Dawson scored first on a two-yard run to close the margin to 14-9 after freshman kicker Matt Schindel’s point after failed. Schindel recovered to send his kickoff deep into Tiger territory where the Harvard defense thrice snuffed Princeton in the backfield. The Tigers botched their ensuing punt, leading to a 14-yard illegal-kick penalty that set the Crimson up at the one-yard line. From there, it was an easy trip past the goal line for Dawson’s second touchdown and a 15-14 Harvard lead after the two-point try failed.
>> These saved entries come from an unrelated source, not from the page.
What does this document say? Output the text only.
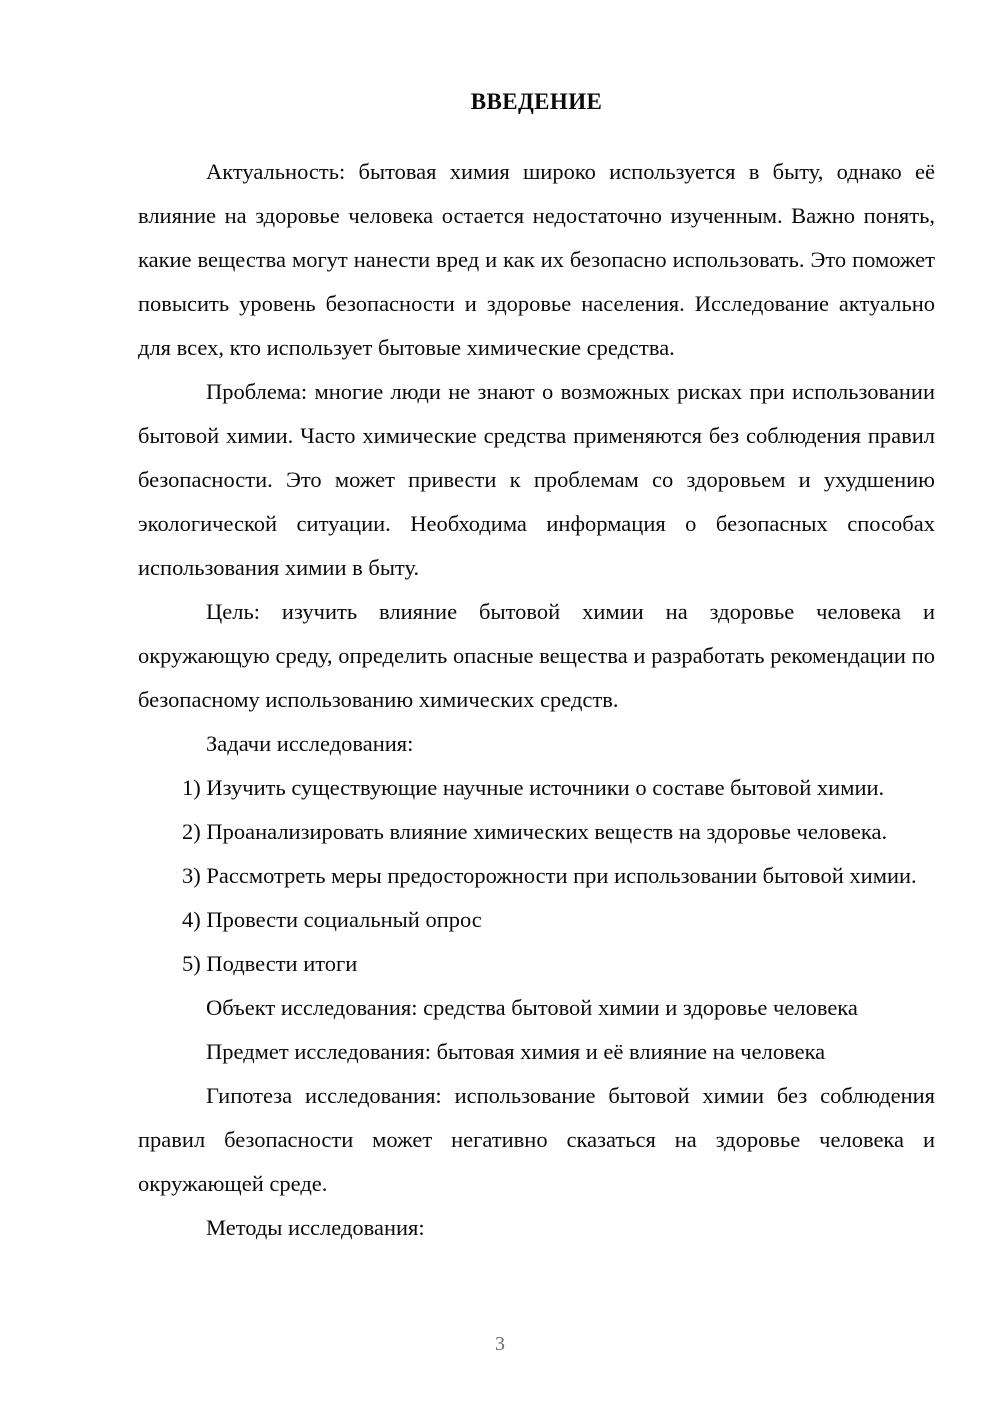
ВВЕДЕНИЕ

Актуальность: бытовая химия широко используется в быту, однако её влияние на здоровье человека остается недостаточно изученным. Важно понять, какие вещества могут нанести вред и как их безопасно использовать. Это поможет повысить уровень безопасности и здоровье населения. Исследование актуально для всех, кто использует бытовые химические средства.

Проблема: многие люди не знают о возможных рисках при использовании бытовой химии. Часто химические средства применяются без соблюдения правил безопасности. Это может привести к проблемам со здоровьем и ухудшению экологической ситуации. Необходима информация о безопасных способах использования химии в быту.

Цель: изучить влияние бытовой химии на здоровье человека и окружающую среду, определить опасные вещества и разработать рекомендации по безопасному использованию химических средств.

Задачи исследования:

1) Изучить существующие научные источники о составе бытовой химии.

2) Проанализировать влияние химических веществ на здоровье человека.

3) Рассмотреть меры предосторожности при использовании бытовой химии.

4) Провести социальный опрос

5) Подвести итоги

Объект исследования: средства бытовой химии и здоровье человека

Предмет исследования: бытовая химия и её влияние на человека

Гипотеза исследования: использование бытовой химии без соблюдения правил безопасности может негативно сказаться на здоровье человека и окружающей среде.

Методы исследования:

3
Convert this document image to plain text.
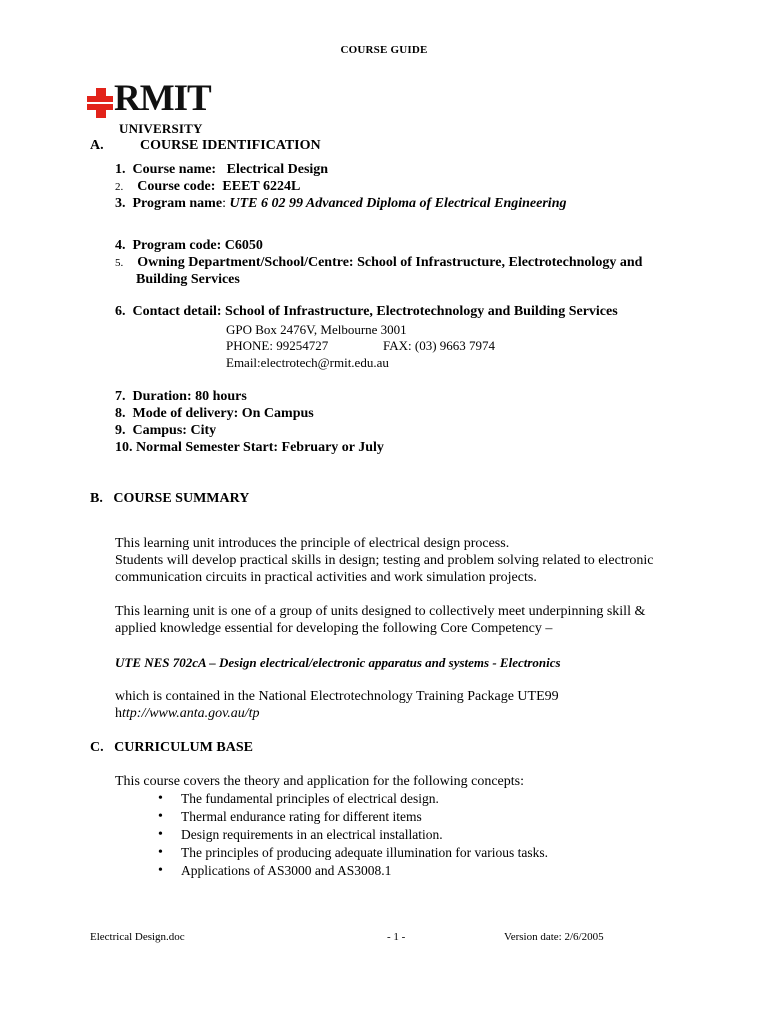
COURSE GUIDE
RMIT
UNIVERSITY
A.	COURSE IDENTIFICATION
1. Course name: Electrical Design
2. Course code: EEET 6224L
3. Program name: UTE 6 02 99 Advanced Diploma of Electrical Engineering
4. Program code: C6050
5. Owning Department/School/Centre: School of Infrastructure, Electrotechnology and
Building Services
6. Contact detail: School of Infrastructure, Electrotechnology and Building Services
GPO Box 2476V, Melbourne 3001
PHONE: 99254727	FAX: (03) 9663 7974
Email:electrotech@rmit.edu.au
7. Duration: 80 hours
8. Mode of delivery: On Campus
9. Campus: City
10. Normal Semester Start: February or July
B.   COURSE SUMMARY
This learning unit introduces the principle of electrical design process.
Students will develop practical skills in design; testing and problem solving related to electronic
communication circuits in practical activities and work simulation projects.
This learning unit is one of a group of units designed to collectively meet underpinning skill &
applied knowledge essential for developing the following Core Competency –
UTE NES 702cA – Design electrical/electronic apparatus and systems - Electronics
which is contained in the National Electrotechnology Training Package UTE99
http://www.anta.gov.au/tp
C.   CURRICULUM BASE
This course covers the theory and application for the following concepts:
• The fundamental principles of electrical design.
• Thermal endurance rating for different items
• Design requirements in an electrical installation.
• The principles of producing adequate illumination for various tasks.
• Applications of AS3000 and AS3008.1
Electrical Design.doc	- 1 -	Version date: 2/6/2005
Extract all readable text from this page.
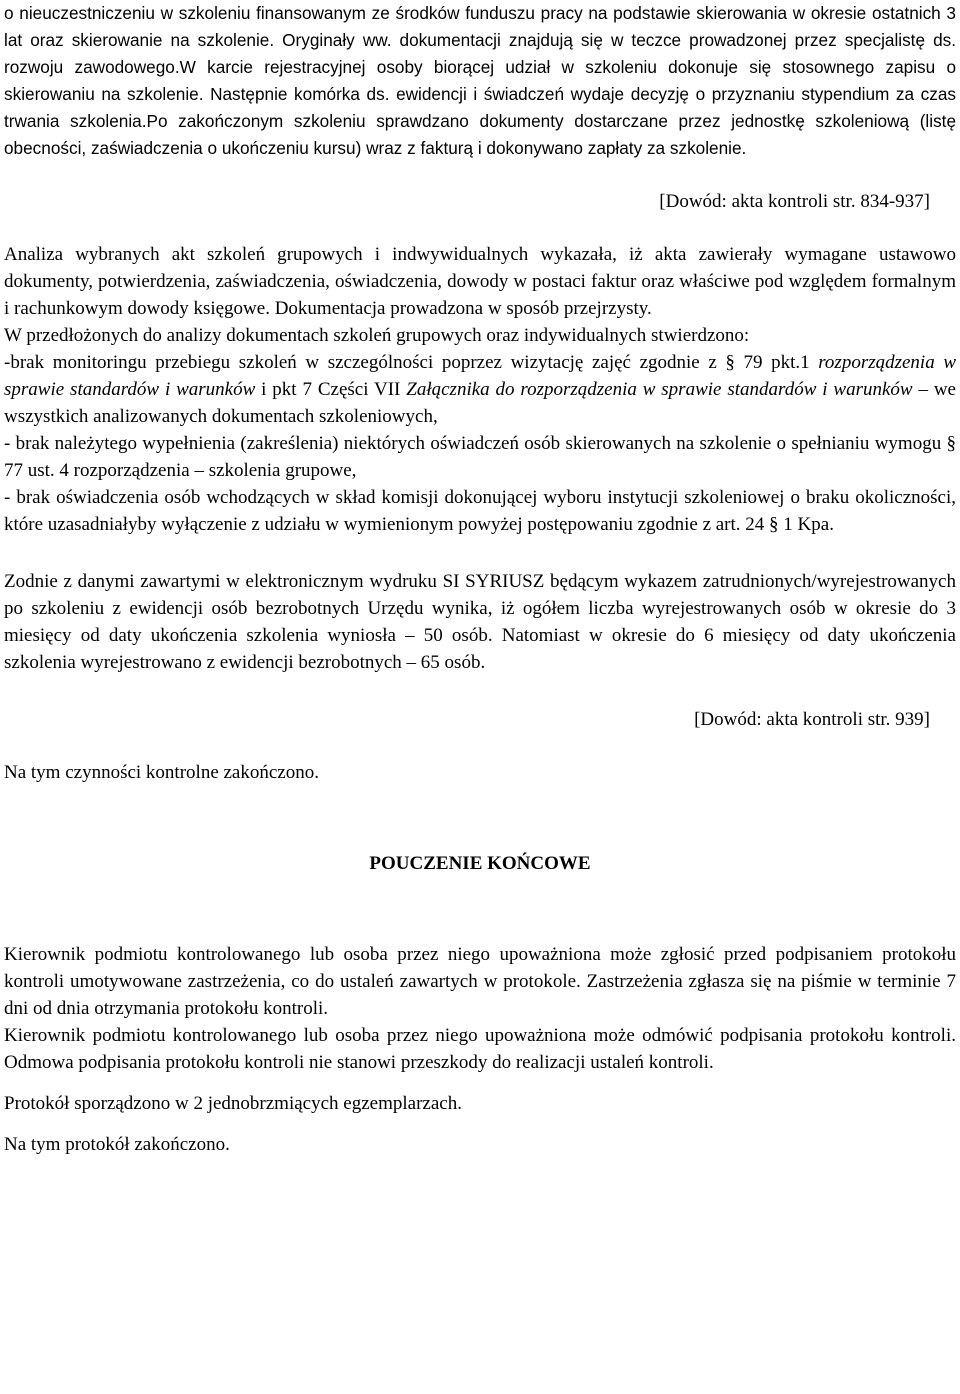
o nieuczestniczeniu w szkoleniu finansowanym ze środków funduszu pracy na podstawie skierowania w okresie ostatnich 3 lat oraz skierowanie na szkolenie. Oryginały ww. dokumentacji znajdują się w teczce prowadzonej przez specjalistę ds. rozwoju zawodowego.W karcie rejestracyjnej osoby biorącej udział w szkoleniu dokonuje się stosownego zapisu o skierowaniu na szkolenie. Następnie komórka ds. ewidencji i świadczeń wydaje decyzję o przyznaniu stypendium za czas trwania szkolenia.Po zakończonym szkoleniu sprawdzano dokumenty dostarczane przez jednostkę szkoleniową (listę obecności, zaświadczenia o ukończeniu kursu) wraz z fakturą i dokonywano zapłaty za szkolenie.

[Dowód: akta kontroli str. 834-937]

Analiza wybranych akt szkoleń grupowych i indwywidualnych wykazała, iż akta zawierały wymagane ustawowo dokumenty, potwierdzenia, zaświadczenia, oświadczenia, dowody w postaci faktur oraz właściwe pod względem formalnym i rachunkowym dowody księgowe. Dokumentacja prowadzona w sposób przejrzysty.

W przedłożonych do analizy dokumentach szkoleń grupowych oraz indywidualnych stwierdzono:

-brak monitoringu przebiegu szkoleń w szczególności poprzez wizytację zajęć zgodnie z § 79 pkt.1 rozporządzenia w sprawie standardów i warunków i pkt 7 Części VII Załącznika do rozporządzenia w sprawie standardów i warunków – we wszystkich analizowanych dokumentach szkoleniowych,

- brak należytego wypełnienia (zakreślenia) niektórych oświadczeń osób skierowanych na szkolenie o spełnianiu wymogu § 77 ust. 4 rozporządzenia – szkolenia grupowe,

- brak oświadczenia osób wchodzących w skład komisji dokonującej wyboru instytucji szkoleniowej o braku okoliczności, które uzasadniałyby wyłączenie z udziału w wymienionym powyżej postępowaniu zgodnie z art. 24 § 1 Kpa.

Zodnie z danymi zawartymi w elektronicznym wydruku SI SYRIUSZ będącym wykazem zatrudnionych/wyrejestrowanych po szkoleniu z ewidencji osób bezrobotnych Urzędu wynika, iż ogółem liczba wyrejestrowanych osób w okresie do 3 miesięcy od daty ukończenia szkolenia wyniosła – 50 osób. Natomiast w okresie do 6 miesięcy od daty ukończenia szkolenia wyrejestrowano z ewidencji bezrobotnych – 65 osób.

[Dowód: akta kontroli str. 939]

Na tym czynności kontrolne zakończono.

POUCZENIE KOŃCOWE

Kierownik podmiotu kontrolowanego lub osoba przez niego upoważniona może zgłosić przed podpisaniem protokołu kontroli umotywowane zastrzeżenia, co do ustaleń zawartych w protokole. Zastrzeżenia zgłasza się na piśmie w terminie 7 dni od dnia otrzymania protokołu kontroli.

Kierownik podmiotu kontrolowanego lub osoba przez niego upoważniona może odmówić podpisania protokołu kontroli. Odmowa podpisania protokołu kontroli nie stanowi przeszkody do realizacji ustaleń kontroli.

Protokół sporządzono w 2 jednobrzmiących egzemplarzach.

Na tym protokół zakończono.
Freshman safety Doug Hewlett’s interception and return on Princeton’s next drive gave the Crimson excellent field position to close out the half. Fitzpatrick found sophomore wide receiver Corey Mazza sprinting across the endzone in man coverage for a 10-yard completion to put Harvard up 22-14.

“We made some adjustments at halftime, but by that time we couldn’t get the momentum back in the game,” Princeton coach Roger Hughes said.

The defense shut out the Tigers for the rest of the game, allowing just 23 net rushing yards, blocking a punt and cutting off a potential Princeton scoring drive when junior Mike Finch intercepted the ball at the goal line. Following that play, Dawson broke for his 80-yard run to cap the Crimson scoring and officially bump Princeton from the ranks of Ivy unbeatens. Harvard and Penn, which beat Yale 17-7, both remain undefeated at 3-0 in the league.

“We had our opportunities early in the first half, and we jumped up on them and took advantage of some mistakes they made,” Hughes said. “And then we turned around and gave them the ball with great field position, and you just can’t do that with a great team.”